Il nuovo regolamento Vber voluto dalla Comunità Europea e in vigore dal prossimo 1° giugno spaventa molto i professionisti del settore, che si trovano davanti a uno scenario allarmante.

Oggigiorno ci sono diversi modo per utilizzare un’auto e l’opzione di comprarla non è l’unica, visto che le società di noleggio saltano fuori come funghi e il car sharing è un fenomeno che sta sempre più prendendo piede.

Per chi a Bruxelles ha studiato le nuove regole si tratta della solita difesa dello status quo e delle posizioni dominanti, così come è successo per altre categoria” si legge nell’articolo che ha dedicato alla novità La Repubblica.

I prezzi saranno imposti dalle case automobilistiche e noi non avremo margini di trattativa né con i clienti né con chi produce” ha spiegato, chiaramente preoccupato, il presidente di Federauto Adolfo De Stefano Cosentino.

Auto, Bruxelles cambia le carte in tavola

Con il nuovo regolamento imposto da Bruxelles, il singolo dealer o concessionario tenderà a scomparire o a ridursi drasticamente, e la gestione principale sarà tenuta direttamente dalle case produttrici, lasciando quindi loro sempre meno margine.

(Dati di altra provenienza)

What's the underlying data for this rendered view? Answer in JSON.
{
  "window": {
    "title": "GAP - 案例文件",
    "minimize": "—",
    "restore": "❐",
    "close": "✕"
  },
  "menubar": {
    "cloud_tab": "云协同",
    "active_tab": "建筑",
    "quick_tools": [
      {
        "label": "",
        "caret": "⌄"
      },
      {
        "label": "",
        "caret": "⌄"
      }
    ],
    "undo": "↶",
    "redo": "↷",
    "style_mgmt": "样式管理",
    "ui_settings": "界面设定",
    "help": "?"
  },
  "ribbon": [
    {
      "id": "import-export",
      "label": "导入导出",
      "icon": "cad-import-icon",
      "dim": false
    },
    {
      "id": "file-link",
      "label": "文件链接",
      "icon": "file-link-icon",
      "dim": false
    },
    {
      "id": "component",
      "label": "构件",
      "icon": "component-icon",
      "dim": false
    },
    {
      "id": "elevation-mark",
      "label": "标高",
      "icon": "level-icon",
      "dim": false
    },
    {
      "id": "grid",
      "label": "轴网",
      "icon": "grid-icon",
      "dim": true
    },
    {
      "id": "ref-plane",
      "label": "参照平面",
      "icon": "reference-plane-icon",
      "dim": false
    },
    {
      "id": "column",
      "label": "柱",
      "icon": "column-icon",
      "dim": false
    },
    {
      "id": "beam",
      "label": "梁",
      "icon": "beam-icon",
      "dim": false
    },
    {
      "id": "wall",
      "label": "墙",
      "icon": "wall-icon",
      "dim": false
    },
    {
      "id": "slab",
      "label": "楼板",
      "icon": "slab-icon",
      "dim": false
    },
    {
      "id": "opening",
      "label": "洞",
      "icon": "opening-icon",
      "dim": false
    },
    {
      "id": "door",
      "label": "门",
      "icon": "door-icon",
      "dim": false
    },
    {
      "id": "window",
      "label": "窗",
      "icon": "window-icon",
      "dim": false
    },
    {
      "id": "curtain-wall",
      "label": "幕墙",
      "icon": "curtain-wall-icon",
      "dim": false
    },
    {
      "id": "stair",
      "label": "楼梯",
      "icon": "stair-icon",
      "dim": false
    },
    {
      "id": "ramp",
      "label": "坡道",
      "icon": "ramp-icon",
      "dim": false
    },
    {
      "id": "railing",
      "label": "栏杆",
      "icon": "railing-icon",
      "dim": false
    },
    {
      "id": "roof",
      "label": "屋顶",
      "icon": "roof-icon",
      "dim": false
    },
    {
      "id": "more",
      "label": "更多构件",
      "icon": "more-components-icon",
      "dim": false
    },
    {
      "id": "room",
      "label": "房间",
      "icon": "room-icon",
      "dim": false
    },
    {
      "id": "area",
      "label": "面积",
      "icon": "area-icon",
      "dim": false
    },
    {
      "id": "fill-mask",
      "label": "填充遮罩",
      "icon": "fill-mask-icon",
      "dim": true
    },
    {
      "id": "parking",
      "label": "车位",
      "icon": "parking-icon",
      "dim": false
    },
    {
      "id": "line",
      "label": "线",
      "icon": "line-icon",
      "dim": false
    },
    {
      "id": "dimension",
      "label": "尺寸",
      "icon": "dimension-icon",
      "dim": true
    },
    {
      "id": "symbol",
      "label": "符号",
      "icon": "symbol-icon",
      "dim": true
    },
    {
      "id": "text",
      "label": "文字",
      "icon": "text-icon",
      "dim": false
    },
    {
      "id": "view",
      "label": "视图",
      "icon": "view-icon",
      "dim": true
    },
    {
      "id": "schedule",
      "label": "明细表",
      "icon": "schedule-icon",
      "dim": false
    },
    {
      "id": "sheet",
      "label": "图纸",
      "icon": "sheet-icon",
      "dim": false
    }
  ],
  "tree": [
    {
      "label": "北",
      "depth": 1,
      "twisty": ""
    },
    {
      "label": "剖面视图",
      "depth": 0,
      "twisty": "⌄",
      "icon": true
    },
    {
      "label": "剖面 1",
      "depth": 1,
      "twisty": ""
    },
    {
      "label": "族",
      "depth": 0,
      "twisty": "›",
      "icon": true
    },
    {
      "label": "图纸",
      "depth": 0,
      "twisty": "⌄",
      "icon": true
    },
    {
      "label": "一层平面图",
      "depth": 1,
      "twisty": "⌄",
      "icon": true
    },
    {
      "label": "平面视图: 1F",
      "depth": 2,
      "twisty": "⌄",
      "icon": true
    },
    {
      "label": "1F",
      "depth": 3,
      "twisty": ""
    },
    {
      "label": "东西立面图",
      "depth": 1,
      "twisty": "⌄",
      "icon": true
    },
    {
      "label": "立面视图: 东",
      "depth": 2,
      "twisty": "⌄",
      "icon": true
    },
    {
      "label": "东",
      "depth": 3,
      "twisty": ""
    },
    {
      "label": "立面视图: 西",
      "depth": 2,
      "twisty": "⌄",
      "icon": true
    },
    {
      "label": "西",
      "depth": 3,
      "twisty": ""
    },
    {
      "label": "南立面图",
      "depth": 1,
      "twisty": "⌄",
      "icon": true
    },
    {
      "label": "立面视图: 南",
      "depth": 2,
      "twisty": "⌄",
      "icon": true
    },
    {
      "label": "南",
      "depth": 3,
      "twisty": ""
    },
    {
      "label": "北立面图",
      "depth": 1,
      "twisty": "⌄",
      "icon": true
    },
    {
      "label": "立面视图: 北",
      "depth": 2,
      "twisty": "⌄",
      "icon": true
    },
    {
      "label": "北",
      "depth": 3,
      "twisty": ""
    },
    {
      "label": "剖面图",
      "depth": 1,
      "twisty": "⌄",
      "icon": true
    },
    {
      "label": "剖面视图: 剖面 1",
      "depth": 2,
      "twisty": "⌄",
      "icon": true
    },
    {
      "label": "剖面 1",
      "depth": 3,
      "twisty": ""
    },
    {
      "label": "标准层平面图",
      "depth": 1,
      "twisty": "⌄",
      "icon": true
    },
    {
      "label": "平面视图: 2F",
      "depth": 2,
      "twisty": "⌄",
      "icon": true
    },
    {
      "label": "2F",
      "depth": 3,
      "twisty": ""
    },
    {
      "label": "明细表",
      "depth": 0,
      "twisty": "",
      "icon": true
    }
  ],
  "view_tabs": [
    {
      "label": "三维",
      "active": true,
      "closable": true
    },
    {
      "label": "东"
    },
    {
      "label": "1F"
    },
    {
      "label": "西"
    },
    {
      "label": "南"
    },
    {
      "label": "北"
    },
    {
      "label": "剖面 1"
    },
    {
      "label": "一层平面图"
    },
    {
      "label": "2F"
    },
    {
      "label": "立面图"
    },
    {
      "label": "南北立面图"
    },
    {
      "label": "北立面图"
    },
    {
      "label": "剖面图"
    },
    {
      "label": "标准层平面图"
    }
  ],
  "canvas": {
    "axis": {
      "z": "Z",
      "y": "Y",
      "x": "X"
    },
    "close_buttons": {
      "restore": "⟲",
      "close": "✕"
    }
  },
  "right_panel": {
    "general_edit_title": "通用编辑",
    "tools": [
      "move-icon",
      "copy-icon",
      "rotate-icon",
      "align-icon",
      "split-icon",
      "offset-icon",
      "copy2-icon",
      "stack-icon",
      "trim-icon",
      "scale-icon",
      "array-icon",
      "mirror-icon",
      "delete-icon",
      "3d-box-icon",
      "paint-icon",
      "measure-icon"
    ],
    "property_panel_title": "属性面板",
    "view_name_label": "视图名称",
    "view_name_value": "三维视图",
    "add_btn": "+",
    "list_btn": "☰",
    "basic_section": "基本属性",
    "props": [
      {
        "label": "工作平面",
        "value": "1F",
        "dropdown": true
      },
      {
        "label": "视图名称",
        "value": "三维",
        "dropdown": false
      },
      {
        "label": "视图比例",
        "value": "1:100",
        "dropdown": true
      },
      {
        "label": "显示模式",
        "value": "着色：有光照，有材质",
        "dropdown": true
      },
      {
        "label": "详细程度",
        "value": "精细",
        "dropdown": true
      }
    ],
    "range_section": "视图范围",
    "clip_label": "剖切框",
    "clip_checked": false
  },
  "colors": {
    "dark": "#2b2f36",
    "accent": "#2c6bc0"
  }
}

Una situazione che secondo i titolari di concessionaria, porterà a minori sconti e agevolazioni e un aumento esponenziale delle vetture. “Diventeremo dei meri esecutori di scelte che si prenderanno nei quartier generali dei gruppi. A perderci non sarà solo la nostra categoria, ma i consumatori che non potranno più avere sconti, mentre le case imporranno i prezzi e aumenteranno i margini” ha detto sempre De Stefano Cosentino. Ma i problemi non sono finiti certo qui, perchè le conseguenze saranno ancora più catastrofiche.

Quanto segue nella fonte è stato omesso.